The proposed area has valuable industries and interests that would be threatened by the site. Some of the hazardous and extractive industries that are a big part of the economy in the region oppose the dump. The EIS must look at the impact on existing sustainable parts of the economic engine in the communities and region, including the potential impact of a severe transport accident and releases on site and in transit.
The impacts on lower income residents and on people with lifestyles closer to the land is exponentially greater than on those that have more resources and connections to compensate or relocate.

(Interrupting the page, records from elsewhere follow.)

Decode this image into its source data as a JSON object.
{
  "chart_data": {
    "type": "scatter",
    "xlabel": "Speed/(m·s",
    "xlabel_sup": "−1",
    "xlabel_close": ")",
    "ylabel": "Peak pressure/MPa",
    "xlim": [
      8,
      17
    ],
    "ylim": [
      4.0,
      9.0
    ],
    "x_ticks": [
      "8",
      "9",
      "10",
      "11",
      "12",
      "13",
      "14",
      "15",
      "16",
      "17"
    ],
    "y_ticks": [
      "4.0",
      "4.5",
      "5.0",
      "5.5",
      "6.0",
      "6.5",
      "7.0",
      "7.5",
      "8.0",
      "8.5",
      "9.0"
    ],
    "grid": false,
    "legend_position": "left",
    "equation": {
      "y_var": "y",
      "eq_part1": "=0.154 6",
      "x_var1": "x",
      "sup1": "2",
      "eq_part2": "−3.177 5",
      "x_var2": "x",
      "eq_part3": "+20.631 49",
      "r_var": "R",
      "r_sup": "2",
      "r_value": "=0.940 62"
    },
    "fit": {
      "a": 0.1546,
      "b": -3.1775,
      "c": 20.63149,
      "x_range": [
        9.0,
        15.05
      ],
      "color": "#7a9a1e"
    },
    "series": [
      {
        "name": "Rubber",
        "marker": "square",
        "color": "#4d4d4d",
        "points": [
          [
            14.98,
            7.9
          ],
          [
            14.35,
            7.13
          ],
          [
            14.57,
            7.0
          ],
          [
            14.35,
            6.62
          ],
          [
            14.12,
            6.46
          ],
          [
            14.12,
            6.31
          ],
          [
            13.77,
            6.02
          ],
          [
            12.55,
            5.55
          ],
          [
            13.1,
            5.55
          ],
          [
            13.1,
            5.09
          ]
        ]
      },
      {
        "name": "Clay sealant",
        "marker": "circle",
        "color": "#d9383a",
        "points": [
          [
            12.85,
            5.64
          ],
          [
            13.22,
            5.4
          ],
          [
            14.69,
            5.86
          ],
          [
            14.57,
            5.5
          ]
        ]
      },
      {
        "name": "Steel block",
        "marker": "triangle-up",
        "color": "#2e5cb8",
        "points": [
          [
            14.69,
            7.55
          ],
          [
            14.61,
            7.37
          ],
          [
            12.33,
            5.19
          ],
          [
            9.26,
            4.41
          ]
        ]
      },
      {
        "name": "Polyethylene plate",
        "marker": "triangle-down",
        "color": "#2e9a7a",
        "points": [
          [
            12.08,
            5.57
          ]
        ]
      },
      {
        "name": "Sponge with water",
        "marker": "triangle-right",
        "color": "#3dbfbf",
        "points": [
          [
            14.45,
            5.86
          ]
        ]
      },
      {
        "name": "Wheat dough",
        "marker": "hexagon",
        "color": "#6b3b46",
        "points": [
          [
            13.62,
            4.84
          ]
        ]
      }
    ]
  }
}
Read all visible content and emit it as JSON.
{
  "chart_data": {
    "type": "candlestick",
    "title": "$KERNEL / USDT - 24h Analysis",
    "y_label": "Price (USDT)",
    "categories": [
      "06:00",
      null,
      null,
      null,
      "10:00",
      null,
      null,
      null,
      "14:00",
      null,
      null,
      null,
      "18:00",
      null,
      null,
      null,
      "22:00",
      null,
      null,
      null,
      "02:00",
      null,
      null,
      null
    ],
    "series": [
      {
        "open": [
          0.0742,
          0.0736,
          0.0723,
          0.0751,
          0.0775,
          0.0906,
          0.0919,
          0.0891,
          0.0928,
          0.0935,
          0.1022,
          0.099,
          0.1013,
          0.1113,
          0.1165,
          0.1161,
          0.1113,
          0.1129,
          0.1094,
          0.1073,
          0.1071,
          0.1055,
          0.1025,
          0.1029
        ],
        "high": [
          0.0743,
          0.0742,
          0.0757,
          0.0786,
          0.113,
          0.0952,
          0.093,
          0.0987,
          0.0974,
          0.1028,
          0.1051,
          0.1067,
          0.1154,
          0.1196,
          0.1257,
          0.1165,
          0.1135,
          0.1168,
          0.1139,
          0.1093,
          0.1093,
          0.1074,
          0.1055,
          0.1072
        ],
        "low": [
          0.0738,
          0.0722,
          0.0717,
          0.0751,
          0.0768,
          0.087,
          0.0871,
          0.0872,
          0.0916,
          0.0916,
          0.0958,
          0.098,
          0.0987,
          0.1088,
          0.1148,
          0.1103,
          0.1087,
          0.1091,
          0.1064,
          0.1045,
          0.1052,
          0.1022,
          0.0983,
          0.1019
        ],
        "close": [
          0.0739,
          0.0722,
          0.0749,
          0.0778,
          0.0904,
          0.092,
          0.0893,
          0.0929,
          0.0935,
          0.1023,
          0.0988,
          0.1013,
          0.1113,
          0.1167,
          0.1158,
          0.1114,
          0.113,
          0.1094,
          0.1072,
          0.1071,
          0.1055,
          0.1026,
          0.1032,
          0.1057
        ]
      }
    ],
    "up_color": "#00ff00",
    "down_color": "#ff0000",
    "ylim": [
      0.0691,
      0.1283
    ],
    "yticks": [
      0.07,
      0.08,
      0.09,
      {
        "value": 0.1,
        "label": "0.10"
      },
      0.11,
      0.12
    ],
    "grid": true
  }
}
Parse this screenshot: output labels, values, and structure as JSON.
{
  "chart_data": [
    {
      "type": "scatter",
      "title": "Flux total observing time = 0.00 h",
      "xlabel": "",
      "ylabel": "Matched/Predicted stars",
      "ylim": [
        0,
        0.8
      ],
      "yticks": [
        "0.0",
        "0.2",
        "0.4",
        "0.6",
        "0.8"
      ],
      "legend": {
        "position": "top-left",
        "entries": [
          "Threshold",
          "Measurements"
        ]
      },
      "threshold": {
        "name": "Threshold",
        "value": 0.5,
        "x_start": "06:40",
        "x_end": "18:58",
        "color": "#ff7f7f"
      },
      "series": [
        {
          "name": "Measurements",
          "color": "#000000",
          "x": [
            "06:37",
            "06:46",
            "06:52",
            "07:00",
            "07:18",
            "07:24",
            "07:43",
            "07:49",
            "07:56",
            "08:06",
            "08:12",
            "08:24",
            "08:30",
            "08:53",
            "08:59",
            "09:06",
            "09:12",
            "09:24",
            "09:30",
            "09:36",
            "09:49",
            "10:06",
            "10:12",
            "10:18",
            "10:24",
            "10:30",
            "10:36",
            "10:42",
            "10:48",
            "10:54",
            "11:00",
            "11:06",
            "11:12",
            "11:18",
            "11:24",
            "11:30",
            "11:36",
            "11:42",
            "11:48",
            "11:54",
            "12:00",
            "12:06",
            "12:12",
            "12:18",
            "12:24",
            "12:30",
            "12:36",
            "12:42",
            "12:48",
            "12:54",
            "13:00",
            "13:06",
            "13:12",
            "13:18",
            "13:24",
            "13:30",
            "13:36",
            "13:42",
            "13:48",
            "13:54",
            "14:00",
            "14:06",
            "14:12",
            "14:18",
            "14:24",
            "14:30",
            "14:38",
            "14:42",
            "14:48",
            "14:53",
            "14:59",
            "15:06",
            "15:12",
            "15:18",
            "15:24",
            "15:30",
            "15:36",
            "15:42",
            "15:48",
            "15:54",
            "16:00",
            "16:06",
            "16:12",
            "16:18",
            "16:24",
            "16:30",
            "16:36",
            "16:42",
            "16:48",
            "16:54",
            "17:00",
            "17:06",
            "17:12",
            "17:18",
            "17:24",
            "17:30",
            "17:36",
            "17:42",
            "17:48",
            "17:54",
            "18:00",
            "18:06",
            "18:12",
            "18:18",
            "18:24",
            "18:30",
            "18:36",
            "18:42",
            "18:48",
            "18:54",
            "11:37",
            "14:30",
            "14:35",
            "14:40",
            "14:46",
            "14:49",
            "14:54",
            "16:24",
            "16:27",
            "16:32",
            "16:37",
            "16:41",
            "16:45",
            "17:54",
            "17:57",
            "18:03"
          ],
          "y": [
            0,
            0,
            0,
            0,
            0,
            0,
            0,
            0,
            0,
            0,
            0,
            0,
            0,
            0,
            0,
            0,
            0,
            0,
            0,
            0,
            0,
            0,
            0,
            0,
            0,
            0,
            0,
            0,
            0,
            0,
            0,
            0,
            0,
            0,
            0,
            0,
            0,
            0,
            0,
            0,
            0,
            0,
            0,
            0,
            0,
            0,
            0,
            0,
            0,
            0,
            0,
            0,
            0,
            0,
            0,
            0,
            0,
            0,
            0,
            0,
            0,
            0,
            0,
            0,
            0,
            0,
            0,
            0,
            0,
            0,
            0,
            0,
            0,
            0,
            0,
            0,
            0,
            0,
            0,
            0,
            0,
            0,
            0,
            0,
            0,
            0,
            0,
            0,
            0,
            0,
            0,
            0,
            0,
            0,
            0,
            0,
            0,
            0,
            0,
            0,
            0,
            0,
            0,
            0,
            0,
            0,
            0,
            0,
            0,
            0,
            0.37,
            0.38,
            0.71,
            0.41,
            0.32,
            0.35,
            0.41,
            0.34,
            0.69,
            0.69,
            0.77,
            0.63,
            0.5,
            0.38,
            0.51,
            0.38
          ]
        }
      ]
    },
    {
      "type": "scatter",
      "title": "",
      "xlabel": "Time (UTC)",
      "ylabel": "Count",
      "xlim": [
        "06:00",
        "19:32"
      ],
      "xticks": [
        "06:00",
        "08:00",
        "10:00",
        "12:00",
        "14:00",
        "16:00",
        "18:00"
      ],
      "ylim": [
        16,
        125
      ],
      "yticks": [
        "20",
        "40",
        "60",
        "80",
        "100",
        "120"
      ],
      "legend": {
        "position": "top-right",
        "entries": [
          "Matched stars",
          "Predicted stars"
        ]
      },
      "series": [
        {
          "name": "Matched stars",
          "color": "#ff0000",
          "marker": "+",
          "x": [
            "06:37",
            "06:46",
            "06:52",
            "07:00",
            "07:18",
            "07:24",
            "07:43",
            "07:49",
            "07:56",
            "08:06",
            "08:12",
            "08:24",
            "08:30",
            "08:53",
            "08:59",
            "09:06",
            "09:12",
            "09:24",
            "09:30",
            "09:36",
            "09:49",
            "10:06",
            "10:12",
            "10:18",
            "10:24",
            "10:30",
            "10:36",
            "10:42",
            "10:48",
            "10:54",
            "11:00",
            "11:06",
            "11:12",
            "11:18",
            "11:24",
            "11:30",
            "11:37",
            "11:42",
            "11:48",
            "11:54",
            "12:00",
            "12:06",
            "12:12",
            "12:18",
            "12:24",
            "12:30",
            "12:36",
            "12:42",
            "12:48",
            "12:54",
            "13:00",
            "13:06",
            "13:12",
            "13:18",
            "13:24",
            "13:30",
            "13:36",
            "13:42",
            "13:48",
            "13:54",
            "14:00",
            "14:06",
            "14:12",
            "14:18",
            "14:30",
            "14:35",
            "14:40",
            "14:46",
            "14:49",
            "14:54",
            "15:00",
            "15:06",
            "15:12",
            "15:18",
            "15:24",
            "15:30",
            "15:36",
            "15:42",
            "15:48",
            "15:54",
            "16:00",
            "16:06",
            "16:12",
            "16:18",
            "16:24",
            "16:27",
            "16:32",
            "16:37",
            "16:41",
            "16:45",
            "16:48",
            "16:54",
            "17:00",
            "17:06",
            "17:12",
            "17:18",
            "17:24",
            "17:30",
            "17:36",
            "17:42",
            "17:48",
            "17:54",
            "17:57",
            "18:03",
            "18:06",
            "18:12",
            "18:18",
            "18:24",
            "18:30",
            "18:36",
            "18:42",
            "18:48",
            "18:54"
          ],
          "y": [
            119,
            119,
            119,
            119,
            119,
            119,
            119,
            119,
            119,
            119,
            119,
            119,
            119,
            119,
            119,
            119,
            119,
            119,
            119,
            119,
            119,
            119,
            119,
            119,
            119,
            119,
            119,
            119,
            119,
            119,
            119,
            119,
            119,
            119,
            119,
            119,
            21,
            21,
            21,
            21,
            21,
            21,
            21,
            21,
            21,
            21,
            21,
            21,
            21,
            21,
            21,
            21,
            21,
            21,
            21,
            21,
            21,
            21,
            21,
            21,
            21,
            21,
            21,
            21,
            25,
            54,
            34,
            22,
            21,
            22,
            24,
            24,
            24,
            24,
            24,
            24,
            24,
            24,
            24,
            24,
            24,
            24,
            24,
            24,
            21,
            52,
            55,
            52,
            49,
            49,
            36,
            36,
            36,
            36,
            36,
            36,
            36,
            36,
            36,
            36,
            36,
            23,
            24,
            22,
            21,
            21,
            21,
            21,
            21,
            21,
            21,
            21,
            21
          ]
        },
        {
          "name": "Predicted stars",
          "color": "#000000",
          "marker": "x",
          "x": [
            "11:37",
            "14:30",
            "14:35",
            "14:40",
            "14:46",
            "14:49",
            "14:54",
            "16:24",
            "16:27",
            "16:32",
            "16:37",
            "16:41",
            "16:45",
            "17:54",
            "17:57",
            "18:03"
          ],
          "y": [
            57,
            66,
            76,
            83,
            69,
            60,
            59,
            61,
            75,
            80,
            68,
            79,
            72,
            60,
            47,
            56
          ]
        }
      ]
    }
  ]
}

West Texans have experienced environmental racism for decades. People of Color continue to be disproportionately impacted by hazardous and toxic wastes. The EIS must address this much deeper than the short, apparently random claims in the application materials.
CONCLUSION:
NRC must REJECT ISP/WCS (and all) applications for a Consolidated Interim Storage Facility (CISF) for high-level nuclear waste because such facilities are NOT allowed under US federal laws to the extent the Department of Energy and US taxpayers are expected to own and transport the waste.